I think it was Odysseus who was to wrestle Proteus into submission, to
force him to return to his (prototypical?) shape.

Carol Barton

[6]-------------------------------------------------------------
From:           Armando Guerra <This email address is being protected from spambots. You need JavaScript enabled to view it.>
Date:           Wed, 10 Feb 1999 18:54:07 -5000
Subject:        Early Myth

Hellen,

I think the myth you're looking for is Proteus, but I can't remember the
other character.

There is also -and this is what came first to my mind- the story of
Sindbad the Sailor, in the Arabian Nights, who in one his voyages
shipwrecked in an island where an old man, very gentle looking, asked
him to carry him on his back or shoulders to reach some fruits. The
result was a nightmare for Sindbad. It has been years since I read it,
but I could tell you that it impressed me very much.

Best,
Armando Guerra
School of Foreign Languages
University of Havana

[7]-------------------------------------------------------------
From:           Laura Fargas <This email address is being protected from spambots. You need JavaScript enabled to view it.>
Date:           Thursday, 11 Feb 1999 17:02:21 -0500 (EST)
Subject: 10.0228 Re: Early Myth
Comment:        Re: SHK 10.0228 Re: Early Myth

Larry Weiss <This email address is being protected from spambots.
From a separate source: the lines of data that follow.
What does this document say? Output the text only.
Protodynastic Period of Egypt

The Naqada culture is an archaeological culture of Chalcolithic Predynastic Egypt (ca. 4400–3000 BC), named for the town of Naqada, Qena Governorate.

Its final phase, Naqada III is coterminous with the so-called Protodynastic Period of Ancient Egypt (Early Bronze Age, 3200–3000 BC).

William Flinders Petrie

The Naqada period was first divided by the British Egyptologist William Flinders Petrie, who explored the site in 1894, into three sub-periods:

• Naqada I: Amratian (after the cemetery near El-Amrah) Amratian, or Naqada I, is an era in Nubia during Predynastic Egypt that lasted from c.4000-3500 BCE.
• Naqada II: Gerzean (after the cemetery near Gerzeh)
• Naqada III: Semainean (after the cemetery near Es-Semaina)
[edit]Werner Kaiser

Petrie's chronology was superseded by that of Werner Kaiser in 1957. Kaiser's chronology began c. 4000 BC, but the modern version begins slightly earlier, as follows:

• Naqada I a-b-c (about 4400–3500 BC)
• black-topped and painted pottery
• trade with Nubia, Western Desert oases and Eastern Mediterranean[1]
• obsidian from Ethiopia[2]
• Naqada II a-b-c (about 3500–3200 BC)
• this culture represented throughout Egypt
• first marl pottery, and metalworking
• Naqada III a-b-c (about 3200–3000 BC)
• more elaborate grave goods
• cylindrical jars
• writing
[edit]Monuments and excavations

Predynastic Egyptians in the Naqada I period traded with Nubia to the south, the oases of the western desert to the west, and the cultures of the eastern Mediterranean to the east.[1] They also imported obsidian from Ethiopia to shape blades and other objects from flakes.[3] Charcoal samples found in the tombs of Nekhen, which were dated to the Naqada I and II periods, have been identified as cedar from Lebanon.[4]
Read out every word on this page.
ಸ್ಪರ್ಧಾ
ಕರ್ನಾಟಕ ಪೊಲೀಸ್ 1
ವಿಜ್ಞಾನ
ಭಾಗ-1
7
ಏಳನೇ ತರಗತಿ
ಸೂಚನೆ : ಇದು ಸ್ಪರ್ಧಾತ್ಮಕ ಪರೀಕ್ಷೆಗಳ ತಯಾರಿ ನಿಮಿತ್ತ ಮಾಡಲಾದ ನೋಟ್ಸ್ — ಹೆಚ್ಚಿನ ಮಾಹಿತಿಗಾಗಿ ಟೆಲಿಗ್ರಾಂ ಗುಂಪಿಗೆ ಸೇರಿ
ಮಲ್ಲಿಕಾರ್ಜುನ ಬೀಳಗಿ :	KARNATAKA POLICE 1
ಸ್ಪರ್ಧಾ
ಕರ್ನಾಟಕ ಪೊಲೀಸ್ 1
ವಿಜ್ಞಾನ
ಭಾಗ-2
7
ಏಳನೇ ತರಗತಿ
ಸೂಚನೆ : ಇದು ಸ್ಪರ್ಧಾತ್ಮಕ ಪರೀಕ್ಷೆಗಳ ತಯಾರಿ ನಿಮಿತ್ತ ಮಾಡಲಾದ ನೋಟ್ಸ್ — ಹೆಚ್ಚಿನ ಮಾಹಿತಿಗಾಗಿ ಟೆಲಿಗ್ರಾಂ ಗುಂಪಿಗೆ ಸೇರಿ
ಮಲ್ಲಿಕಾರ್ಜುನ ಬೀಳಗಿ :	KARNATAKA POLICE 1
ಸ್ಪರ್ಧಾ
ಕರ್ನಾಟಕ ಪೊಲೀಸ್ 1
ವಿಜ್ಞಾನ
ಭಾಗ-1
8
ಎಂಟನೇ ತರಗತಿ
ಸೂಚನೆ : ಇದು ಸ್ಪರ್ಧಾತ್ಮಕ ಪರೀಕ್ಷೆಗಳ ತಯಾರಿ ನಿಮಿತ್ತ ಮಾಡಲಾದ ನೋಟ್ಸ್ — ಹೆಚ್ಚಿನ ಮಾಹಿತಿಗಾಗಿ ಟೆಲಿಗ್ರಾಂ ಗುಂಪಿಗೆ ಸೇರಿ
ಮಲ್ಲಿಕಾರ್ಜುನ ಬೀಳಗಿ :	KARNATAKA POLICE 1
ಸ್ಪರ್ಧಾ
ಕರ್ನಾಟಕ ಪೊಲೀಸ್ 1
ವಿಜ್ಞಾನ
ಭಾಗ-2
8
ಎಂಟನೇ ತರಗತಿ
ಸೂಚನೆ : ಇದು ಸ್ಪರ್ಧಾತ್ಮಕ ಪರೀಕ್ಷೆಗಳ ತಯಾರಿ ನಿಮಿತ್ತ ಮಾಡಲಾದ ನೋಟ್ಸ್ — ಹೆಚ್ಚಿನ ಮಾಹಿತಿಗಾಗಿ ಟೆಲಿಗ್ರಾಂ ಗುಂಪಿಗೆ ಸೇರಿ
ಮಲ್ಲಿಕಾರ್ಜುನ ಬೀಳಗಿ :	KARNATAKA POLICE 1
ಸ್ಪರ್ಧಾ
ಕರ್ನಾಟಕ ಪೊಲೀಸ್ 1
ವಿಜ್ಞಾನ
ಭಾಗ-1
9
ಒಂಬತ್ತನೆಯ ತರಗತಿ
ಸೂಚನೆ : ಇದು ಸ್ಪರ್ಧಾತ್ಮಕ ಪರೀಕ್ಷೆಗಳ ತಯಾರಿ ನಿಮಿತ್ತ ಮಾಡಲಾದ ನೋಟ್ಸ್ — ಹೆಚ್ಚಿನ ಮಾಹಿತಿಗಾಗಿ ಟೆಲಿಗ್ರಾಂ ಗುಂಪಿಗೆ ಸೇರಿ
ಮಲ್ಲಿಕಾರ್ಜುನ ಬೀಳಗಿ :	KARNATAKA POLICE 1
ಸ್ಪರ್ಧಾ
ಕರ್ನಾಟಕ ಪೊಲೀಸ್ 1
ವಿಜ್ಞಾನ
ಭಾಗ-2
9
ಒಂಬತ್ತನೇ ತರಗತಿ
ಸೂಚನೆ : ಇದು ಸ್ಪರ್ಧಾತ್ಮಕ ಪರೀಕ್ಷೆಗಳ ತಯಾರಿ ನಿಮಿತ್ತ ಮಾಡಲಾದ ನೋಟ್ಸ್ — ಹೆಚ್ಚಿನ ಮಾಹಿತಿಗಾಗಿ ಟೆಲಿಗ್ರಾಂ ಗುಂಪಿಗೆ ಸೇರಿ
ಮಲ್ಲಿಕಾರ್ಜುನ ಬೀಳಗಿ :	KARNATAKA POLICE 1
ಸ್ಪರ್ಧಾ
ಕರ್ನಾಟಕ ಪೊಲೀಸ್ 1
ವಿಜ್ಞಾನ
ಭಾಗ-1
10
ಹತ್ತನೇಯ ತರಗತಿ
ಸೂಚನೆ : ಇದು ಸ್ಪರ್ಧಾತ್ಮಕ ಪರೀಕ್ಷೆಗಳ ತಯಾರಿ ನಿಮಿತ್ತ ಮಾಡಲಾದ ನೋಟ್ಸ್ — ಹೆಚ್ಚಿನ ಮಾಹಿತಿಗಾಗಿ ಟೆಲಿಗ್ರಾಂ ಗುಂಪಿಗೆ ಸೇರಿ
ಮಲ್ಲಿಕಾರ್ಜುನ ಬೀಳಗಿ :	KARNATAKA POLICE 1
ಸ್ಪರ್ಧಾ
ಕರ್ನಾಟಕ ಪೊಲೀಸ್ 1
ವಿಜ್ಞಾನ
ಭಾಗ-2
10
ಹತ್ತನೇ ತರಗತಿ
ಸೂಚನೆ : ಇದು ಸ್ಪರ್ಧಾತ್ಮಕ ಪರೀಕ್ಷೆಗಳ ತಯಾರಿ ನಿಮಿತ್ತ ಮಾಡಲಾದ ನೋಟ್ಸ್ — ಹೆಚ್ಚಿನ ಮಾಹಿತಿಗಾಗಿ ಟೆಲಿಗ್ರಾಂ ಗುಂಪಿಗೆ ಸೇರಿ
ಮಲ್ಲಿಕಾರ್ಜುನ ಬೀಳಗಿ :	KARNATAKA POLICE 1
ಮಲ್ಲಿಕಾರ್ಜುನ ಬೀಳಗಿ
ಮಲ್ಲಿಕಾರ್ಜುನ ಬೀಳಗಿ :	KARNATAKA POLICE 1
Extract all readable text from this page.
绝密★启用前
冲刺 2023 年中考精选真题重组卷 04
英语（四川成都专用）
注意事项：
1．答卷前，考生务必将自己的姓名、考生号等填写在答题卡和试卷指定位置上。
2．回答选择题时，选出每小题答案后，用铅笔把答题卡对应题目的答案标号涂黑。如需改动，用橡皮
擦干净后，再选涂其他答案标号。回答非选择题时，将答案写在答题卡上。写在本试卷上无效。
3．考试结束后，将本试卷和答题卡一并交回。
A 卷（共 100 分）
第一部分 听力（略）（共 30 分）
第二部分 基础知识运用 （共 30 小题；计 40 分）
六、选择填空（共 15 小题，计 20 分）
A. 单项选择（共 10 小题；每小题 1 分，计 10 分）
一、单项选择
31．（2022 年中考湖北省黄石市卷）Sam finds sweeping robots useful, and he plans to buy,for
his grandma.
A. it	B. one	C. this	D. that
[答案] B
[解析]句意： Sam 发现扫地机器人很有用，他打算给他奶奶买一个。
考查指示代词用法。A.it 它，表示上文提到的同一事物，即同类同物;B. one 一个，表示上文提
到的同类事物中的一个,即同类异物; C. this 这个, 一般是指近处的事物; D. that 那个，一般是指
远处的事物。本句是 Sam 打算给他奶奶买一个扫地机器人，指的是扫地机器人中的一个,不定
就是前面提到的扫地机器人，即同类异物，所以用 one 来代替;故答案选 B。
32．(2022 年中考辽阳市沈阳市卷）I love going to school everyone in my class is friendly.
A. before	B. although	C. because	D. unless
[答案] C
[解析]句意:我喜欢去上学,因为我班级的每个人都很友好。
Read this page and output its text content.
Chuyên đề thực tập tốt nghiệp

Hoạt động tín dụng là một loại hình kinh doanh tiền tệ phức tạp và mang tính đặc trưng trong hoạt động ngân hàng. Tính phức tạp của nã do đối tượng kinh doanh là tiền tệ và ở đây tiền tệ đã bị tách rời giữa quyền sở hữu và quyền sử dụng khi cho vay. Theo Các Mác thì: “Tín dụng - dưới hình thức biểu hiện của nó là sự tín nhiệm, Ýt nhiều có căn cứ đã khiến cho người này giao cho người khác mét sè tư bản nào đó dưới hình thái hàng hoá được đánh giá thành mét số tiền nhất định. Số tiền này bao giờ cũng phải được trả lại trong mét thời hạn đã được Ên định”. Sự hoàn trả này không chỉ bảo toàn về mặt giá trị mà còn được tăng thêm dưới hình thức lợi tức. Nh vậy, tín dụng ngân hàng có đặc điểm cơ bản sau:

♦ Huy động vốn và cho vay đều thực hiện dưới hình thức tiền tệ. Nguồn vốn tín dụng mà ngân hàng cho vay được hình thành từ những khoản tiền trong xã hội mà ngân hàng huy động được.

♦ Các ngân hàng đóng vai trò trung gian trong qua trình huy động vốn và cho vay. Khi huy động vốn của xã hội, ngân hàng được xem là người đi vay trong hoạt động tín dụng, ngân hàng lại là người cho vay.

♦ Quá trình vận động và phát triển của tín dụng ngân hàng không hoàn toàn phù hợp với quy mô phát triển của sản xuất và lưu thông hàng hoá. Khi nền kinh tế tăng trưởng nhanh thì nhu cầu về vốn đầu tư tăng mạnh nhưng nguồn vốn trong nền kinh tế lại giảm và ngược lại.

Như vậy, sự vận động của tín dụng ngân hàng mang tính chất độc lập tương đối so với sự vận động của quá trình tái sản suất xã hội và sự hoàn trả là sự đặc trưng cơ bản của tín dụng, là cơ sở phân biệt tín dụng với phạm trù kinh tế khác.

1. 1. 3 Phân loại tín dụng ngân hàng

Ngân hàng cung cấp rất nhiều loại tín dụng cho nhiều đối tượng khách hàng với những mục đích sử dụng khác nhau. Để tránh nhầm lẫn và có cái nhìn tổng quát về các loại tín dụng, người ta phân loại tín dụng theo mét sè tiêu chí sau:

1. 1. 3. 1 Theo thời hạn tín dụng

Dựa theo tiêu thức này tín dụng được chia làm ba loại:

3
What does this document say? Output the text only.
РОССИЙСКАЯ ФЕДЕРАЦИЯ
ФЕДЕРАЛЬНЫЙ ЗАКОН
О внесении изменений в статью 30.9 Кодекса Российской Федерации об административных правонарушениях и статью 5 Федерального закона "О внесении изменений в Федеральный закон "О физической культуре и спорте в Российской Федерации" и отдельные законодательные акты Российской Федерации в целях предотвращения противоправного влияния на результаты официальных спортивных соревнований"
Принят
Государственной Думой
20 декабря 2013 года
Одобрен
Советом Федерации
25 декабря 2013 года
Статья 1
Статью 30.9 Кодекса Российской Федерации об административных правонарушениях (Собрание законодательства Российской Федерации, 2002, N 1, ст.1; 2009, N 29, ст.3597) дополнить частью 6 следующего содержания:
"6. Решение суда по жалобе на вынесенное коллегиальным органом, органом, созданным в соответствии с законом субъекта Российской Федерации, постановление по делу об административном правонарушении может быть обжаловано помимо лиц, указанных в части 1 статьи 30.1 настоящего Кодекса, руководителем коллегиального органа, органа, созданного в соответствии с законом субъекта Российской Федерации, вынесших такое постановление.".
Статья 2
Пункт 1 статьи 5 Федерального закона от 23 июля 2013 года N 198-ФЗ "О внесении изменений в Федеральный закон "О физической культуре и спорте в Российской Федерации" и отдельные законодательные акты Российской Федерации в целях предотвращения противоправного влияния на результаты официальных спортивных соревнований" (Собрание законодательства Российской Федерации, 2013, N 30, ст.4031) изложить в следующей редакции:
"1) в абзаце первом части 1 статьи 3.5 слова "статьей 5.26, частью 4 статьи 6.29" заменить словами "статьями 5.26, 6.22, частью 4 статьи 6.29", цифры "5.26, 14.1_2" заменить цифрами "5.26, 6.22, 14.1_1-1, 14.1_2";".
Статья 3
You need JavaScript enabled to view it.> wrote:

>There  are a lot of recurrent themes and
>situations in mythology (cf. the recent thread re camels and needles'
>eyes).

From a long-ago study (1970's) of comparative mythology and folklore, I
recall that a scholar named Eirik Vandvik was attempting to construct a
kind of Dewey decimal system for cross-referencing myth motifs from all
cultures.  It was much more detailed, though less fun to read, than the
cross-cultural mythographies by critics such as Levi-Strauss or popular
works by Robert Graves and Joseph Campbell.  Motifs such as wrestling
the earth-giant repeated in a number of cultures, and Vandvik was
cataloguing variant details.

Vandvik's goal, as I recall, was to attempt to map whether such stories
appeared spontaneously around the world, or could be traced in a
diaspora from a specific culture of origin-I think he was a proponent of
a diaspora theory. At the time, only a precis of his work, about 80-100
pages, had yet been translated into English from its original
Scandinavian tongue (sorry, I don't recall which), and if he'd been
translated into French or German, Berkeley's Doe Library didn't have the
books (which led me to assume he hadn't been).  Anyway, he might serve
as a good jumping-off point for research on the Hercules/Antaeus legend.